Marieluise Beck

ehem. Mitglied des Deutschen Bundestags

Brief afghanischer Frauen zum ISAF-Mandat der Bundeswehr

Anlässlich der Abstimmung des Bundestags am 3. Dezember 2009 über die Verlängerung des Einsatzmandats der Bundewehr in Afghanistan verfassten neun prominente afghanische Frauen einen offenen Brief an die Mitglieder des Bundestags. Hierin kritisieren sie die bisher gemachten Fehler beim Aufbau des Landes und geben ihrer Sorge über vermehrte Forderungen in Deutschland nach einem schnellen Abzug deutscher Truppen aus Afghanistan Ausdruck. Lesen Sie hier den offenen Brief der afghanischen Frauen:

Kabul, den 24. November 2009

An die Abgeordneten des Deutschen Bundestages

Sehr geehrte Abgeordnete,

wir sind eine Gruppe afghanischer Aktivistinnen aus Politik, Medien und Zivilgesellschaft Afghanistans. Wie wir wissen, werden Sie in diesen Tagen darüber diskutieren, ob und wie die Stationierung deutscher Truppen im Rahmen des ISAF-Mandats in Afghanistan fortgesetzt wird. Dies ist, wie wir annehmen, eine wichtige und schwierige Entscheidung, insbesondere da viele von Ihnen sicher nicht die Gelegenheit hatten, die Entwicklungen in Afghanistan mit eigenen Augen zu sehen. Aus diesem Grund haben wir uns im Afghanistan-Büro der Heinrich-Böll-Stiftung (HBS) in Kabul zusammengefunden, um die aktuelle Situation in Afghanistan zu bewerten – speziell die Lage der Frauen – sowie die Rolle, die eine Fortsetzung des Engagements der internationalen Staatengemeinschaft spielt, insbesondere die Fortsetzung des Mandats der deutschen Truppen. Die hier zum Ausdruck gebrachten Ansichten haben wir nach bestem Wissen gefasst, und wir sind fest von der Richtigkeit der gegebenen Empfehlungen überzeugt. Wir hoffen, dass unsere Erklärungen Ihnen bei der Entscheidungsfindung helfen werden.

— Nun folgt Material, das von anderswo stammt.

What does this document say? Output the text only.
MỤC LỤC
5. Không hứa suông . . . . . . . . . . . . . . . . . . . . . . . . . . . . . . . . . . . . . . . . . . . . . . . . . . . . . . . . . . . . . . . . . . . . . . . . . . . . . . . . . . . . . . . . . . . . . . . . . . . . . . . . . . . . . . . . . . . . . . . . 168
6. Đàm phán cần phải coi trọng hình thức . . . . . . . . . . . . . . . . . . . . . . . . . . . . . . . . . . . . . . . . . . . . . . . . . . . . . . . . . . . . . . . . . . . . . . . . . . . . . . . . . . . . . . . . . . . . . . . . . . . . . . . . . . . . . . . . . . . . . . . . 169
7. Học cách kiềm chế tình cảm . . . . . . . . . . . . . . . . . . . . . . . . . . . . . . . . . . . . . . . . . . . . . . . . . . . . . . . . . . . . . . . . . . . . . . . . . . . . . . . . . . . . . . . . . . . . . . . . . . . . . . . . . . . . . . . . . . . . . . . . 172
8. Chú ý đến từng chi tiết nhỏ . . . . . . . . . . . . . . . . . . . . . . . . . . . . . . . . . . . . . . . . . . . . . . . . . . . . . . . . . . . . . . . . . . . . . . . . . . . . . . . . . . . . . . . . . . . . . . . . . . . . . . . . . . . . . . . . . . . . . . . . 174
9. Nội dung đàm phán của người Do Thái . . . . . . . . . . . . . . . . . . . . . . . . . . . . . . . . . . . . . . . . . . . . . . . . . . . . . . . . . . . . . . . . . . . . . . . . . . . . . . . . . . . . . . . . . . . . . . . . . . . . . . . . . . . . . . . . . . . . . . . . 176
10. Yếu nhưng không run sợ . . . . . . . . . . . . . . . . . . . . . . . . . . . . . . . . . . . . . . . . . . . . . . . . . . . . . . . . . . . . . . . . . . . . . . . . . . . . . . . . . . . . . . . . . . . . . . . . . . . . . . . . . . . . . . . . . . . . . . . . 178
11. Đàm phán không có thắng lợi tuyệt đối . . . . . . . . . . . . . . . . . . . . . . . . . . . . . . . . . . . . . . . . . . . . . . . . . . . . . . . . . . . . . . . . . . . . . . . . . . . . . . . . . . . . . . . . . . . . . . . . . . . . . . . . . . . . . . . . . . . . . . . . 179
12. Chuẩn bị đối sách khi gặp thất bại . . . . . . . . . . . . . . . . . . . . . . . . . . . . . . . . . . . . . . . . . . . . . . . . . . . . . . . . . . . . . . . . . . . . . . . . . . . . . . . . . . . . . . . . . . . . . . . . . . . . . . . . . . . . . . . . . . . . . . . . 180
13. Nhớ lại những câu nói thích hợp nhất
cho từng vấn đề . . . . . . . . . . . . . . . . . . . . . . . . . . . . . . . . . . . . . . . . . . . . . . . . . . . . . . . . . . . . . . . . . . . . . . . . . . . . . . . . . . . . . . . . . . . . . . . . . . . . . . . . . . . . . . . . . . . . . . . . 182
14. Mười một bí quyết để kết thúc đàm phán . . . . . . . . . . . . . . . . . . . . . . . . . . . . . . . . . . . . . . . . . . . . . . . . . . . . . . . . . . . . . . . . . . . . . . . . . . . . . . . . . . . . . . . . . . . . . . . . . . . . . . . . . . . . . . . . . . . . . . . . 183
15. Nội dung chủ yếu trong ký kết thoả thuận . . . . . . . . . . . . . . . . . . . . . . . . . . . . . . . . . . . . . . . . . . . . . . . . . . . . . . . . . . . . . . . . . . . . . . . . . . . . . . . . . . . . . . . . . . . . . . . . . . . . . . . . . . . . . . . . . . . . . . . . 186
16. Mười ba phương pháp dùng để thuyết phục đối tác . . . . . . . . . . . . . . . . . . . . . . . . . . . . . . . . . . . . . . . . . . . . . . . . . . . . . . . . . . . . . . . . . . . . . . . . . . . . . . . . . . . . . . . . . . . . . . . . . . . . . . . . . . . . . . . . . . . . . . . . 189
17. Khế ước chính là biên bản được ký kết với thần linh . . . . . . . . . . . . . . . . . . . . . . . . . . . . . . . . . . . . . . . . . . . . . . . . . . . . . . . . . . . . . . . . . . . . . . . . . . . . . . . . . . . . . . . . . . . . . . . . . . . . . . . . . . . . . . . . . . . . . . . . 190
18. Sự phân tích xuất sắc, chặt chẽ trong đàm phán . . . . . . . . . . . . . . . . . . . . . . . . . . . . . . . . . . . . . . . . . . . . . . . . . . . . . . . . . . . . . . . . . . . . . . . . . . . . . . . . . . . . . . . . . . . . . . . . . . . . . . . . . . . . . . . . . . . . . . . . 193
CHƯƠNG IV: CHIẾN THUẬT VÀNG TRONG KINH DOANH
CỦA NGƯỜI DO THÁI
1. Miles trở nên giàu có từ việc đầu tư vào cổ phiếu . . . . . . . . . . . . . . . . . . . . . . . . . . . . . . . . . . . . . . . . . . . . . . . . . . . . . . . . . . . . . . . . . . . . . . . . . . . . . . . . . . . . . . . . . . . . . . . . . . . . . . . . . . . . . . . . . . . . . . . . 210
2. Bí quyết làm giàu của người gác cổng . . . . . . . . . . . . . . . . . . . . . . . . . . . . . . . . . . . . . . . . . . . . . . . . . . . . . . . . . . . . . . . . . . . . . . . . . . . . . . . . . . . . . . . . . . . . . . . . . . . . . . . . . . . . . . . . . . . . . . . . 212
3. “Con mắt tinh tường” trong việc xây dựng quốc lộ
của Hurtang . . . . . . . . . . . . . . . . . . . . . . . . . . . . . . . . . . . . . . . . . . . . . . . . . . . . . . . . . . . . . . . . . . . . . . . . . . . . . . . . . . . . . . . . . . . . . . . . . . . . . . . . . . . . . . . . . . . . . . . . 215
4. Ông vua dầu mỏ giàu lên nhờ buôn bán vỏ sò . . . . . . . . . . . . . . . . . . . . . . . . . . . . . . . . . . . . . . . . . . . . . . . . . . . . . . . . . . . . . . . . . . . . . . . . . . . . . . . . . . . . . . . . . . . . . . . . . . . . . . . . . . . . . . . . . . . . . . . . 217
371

In Anbetracht der langen Geschichte der Freundschaft, die Deutschland und die Afghanen verbindet, und des Umstandes, dass Deutschland Afghanistan in schweren Zeiten durch die Bereitstellung von Gesundheitsleistungen, Bildung, Wasser, Energie, den Aufbau von Kapazitäten sowie durch Unterstützung in vielen anderen Bereichen geholfen hat, möchten wir die im Folgenden aufgeführten Aspekte ansprechen. Nach dem Sturz der Taliban berief Deutschland 2001 mit der Konferenz in Bonn zum ersten Mal eine internationale Konferenz zur Zukunft Afghanistans ein. Diese stellte das Fundament eines neuen demokratischen Afghanistans dar.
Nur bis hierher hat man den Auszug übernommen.